Es el liderazgo sabio de Jaime Ortega y Alamino —a quien Juan Pablo II nominó cardenal en el Consistorio del 26 de noviembre de 1994—, de Monseñor Carlos Manuel de Céspedes y de otros líderes eclesiales, lo ha posibilitado el florecimiento de esta iglesia de amor. Desde ella se fomentan alternativas para la fecundación de una conciencia cívica, que tanta falta hace a una nación afectada por la emigración y la separación familiar, el embargo de Estados Unidos, el auto embargo mental de quienes se oponen a cambios inminentes, la corrupción (reconocida ahora por sus propios dirigentes) y otros males. El que no reconozca que esta función de revitalización de la autoestima colectiva llevada a cabo por Iglesia cubana, es el resultado de una jerarquía clara en sus propósitos y firme y amorosa en el compromiso con su pueblo, es que no quiere realmente lo mejor para su patria.
Yo al menos, esa es la Iglesia que conozco.
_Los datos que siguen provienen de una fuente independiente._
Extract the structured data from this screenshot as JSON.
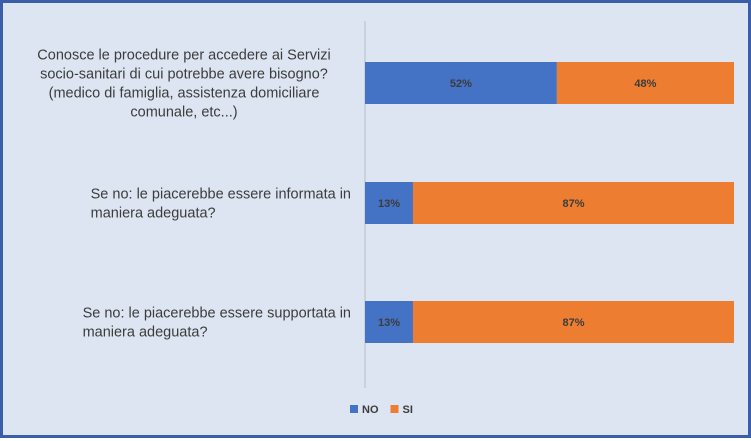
{
  "chart_data": {
    "type": "bar",
    "orientation": "horizontal",
    "stacked": "percent",
    "title": "",
    "xlabel": "",
    "ylabel": "",
    "xlim": [
      0,
      100
    ],
    "grid": false,
    "legend_position": "bottom",
    "categories": [
      {
        "label": "Conosce le procedure per accedere ai Servizi socio-sanitari di cui potrebbe avere bisogno? (medico di famiglia, assistenza domiciliare comunale, etc...)",
        "lines": [
          "Conosce le procedure per accedere ai Servizi",
          "socio-sanitari di cui potrebbe avere bisogno?",
          "(medico di famiglia, assistenza domiciliare",
          "comunale, etc...)"
        ],
        "align": "center"
      },
      {
        "label": "Se no: le piacerebbe essere informata in maniera adeguata?",
        "lines": [
          "Se no: le piacerebbe essere informata in",
          "maniera adeguata?"
        ],
        "align": "left"
      },
      {
        "label": "Se no: le piacerebbe essere supportata in maniera adeguata?",
        "lines": [
          "Se no: le piacerebbe essere supportata in",
          "maniera adeguata?"
        ],
        "align": "left"
      }
    ],
    "series": [
      {
        "name": "NO",
        "color": "#4472c4",
        "values": [
          52,
          13,
          13
        ],
        "labels": [
          "52%",
          "13%",
          "13%"
        ]
      },
      {
        "name": "SI",
        "color": "#ed7d31",
        "values": [
          48,
          87,
          87
        ],
        "labels": [
          "48%",
          "87%",
          "87%"
        ]
      }
    ]
  }
}
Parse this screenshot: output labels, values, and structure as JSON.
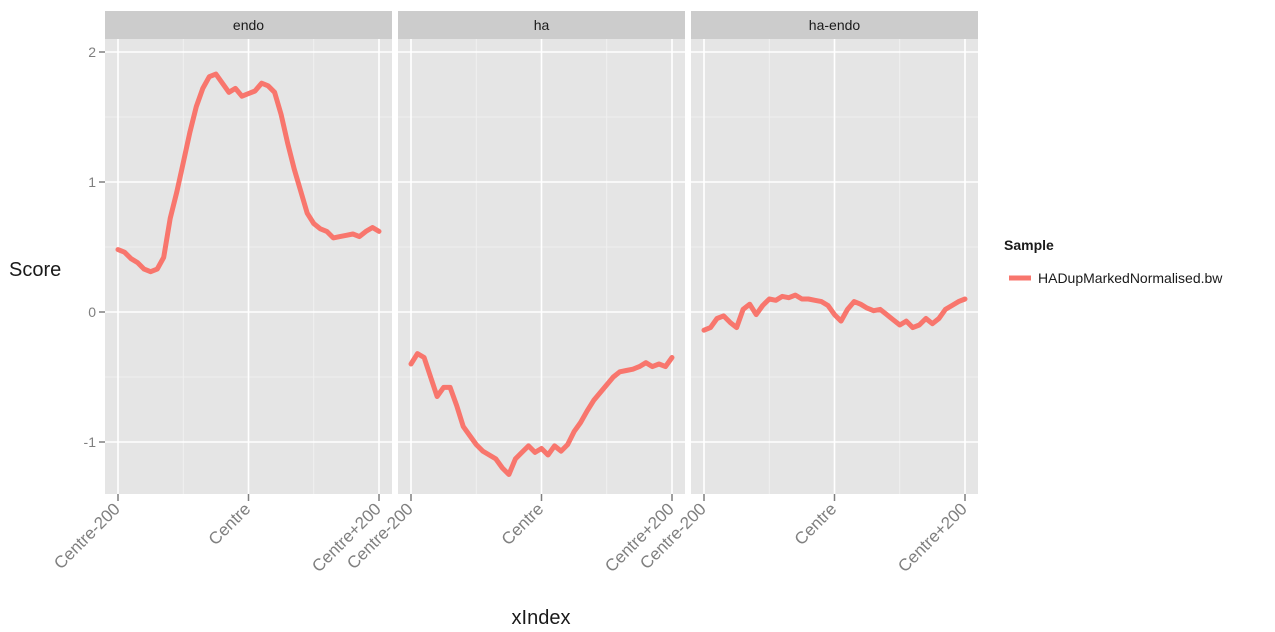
{
  "chart_data": {
    "type": "line",
    "ylabel": "Score",
    "xlabel": "xIndex",
    "x_tick_labels": [
      "Centre-200",
      "Centre",
      "Centre+200"
    ],
    "xlim": [
      -200,
      200
    ],
    "ylim": [
      -1.4,
      2.1
    ],
    "y_ticks": [
      -1,
      0,
      1,
      2
    ],
    "grid": true,
    "legend": {
      "title": "Sample",
      "position": "right",
      "entries": [
        "HADupMarkedNormalised.bw"
      ]
    },
    "series_color": "#f8766d",
    "panels": [
      {
        "strip": "endo",
        "series": [
          {
            "name": "HADupMarkedNormalised.bw",
            "x": [
              -200,
              -190,
              -180,
              -170,
              -160,
              -150,
              -140,
              -130,
              -120,
              -110,
              -100,
              -90,
              -80,
              -70,
              -60,
              -50,
              -40,
              -30,
              -20,
              -10,
              0,
              10,
              20,
              30,
              40,
              50,
              60,
              70,
              80,
              90,
              100,
              110,
              120,
              130,
              140,
              150,
              160,
              170,
              180,
              190,
              200
            ],
            "values": [
              0.48,
              0.46,
              0.41,
              0.38,
              0.33,
              0.31,
              0.33,
              0.42,
              0.72,
              0.92,
              1.15,
              1.38,
              1.58,
              1.72,
              1.81,
              1.83,
              1.76,
              1.69,
              1.72,
              1.66,
              1.68,
              1.7,
              1.76,
              1.74,
              1.69,
              1.52,
              1.3,
              1.1,
              0.93,
              0.76,
              0.68,
              0.64,
              0.62,
              0.57,
              0.58,
              0.59,
              0.6,
              0.58,
              0.62,
              0.65,
              0.62
            ]
          }
        ]
      },
      {
        "strip": "ha",
        "series": [
          {
            "name": "HADupMarkedNormalised.bw",
            "x": [
              -200,
              -190,
              -180,
              -170,
              -160,
              -150,
              -140,
              -130,
              -120,
              -110,
              -100,
              -90,
              -80,
              -70,
              -60,
              -50,
              -40,
              -30,
              -20,
              -10,
              0,
              10,
              20,
              30,
              40,
              50,
              60,
              70,
              80,
              90,
              100,
              110,
              120,
              130,
              140,
              150,
              160,
              170,
              180,
              190,
              200
            ],
            "values": [
              -0.4,
              -0.32,
              -0.35,
              -0.5,
              -0.65,
              -0.58,
              -0.58,
              -0.72,
              -0.88,
              -0.95,
              -1.02,
              -1.07,
              -1.1,
              -1.13,
              -1.2,
              -1.25,
              -1.13,
              -1.08,
              -1.03,
              -1.08,
              -1.05,
              -1.1,
              -1.03,
              -1.07,
              -1.02,
              -0.92,
              -0.85,
              -0.76,
              -0.68,
              -0.62,
              -0.56,
              -0.5,
              -0.46,
              -0.45,
              -0.44,
              -0.42,
              -0.39,
              -0.42,
              -0.4,
              -0.42,
              -0.35
            ]
          }
        ]
      },
      {
        "strip": "ha-endo",
        "series": [
          {
            "name": "HADupMarkedNormalised.bw",
            "x": [
              -200,
              -190,
              -180,
              -170,
              -160,
              -150,
              -140,
              -130,
              -120,
              -110,
              -100,
              -90,
              -80,
              -70,
              -60,
              -50,
              -40,
              -30,
              -20,
              -10,
              0,
              10,
              20,
              30,
              40,
              50,
              60,
              70,
              80,
              90,
              100,
              110,
              120,
              130,
              140,
              150,
              160,
              170,
              180,
              190,
              200
            ],
            "values": [
              -0.14,
              -0.12,
              -0.05,
              -0.03,
              -0.08,
              -0.12,
              0.02,
              0.06,
              -0.02,
              0.05,
              0.1,
              0.09,
              0.12,
              0.11,
              0.13,
              0.1,
              0.1,
              0.09,
              0.08,
              0.05,
              -0.02,
              -0.07,
              0.02,
              0.08,
              0.06,
              0.03,
              0.01,
              0.02,
              -0.02,
              -0.06,
              -0.1,
              -0.07,
              -0.12,
              -0.1,
              -0.05,
              -0.09,
              -0.05,
              0.02,
              0.05,
              0.08,
              0.1
            ]
          }
        ]
      }
    ]
  }
}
Una que ha buscado puntos de contacto con el proyecto nacional revolucionario cubano, iluminando sus zonas de oscuridad, y convergiendo con las que han sido, en esencia, coherentes con el Evangelio. Una Iglesia que ha fomentado el amor patrio a la luz del pensamiento del Padre Varela, así como de figuras laicas pero esplendentes como Martí. No me consta que haya tenido antes de 1959, menos aun, su jerarquía, metas tan claras o entrega tan íntegra a su pueblo.
A Oppenheimer, que lleva pronosticando la hora final de Castro por dos décadas, es hora de pedirle más modestia al analizar una realidad en la que ha probado estar muy errado. A la hermana Amador, que tuvo la ocasión de conocer de cerca el mismo movimiento eclesial cubano al que hoy vilipendia, la exhorto con toda humildad a meditar sobre las preguntas del profeta Isaías, 37:23: “¿A quién injuriaste y a quién blasfemaste? ¿Contra quién has alzado tu voz, y levantado tus ojos en alto?”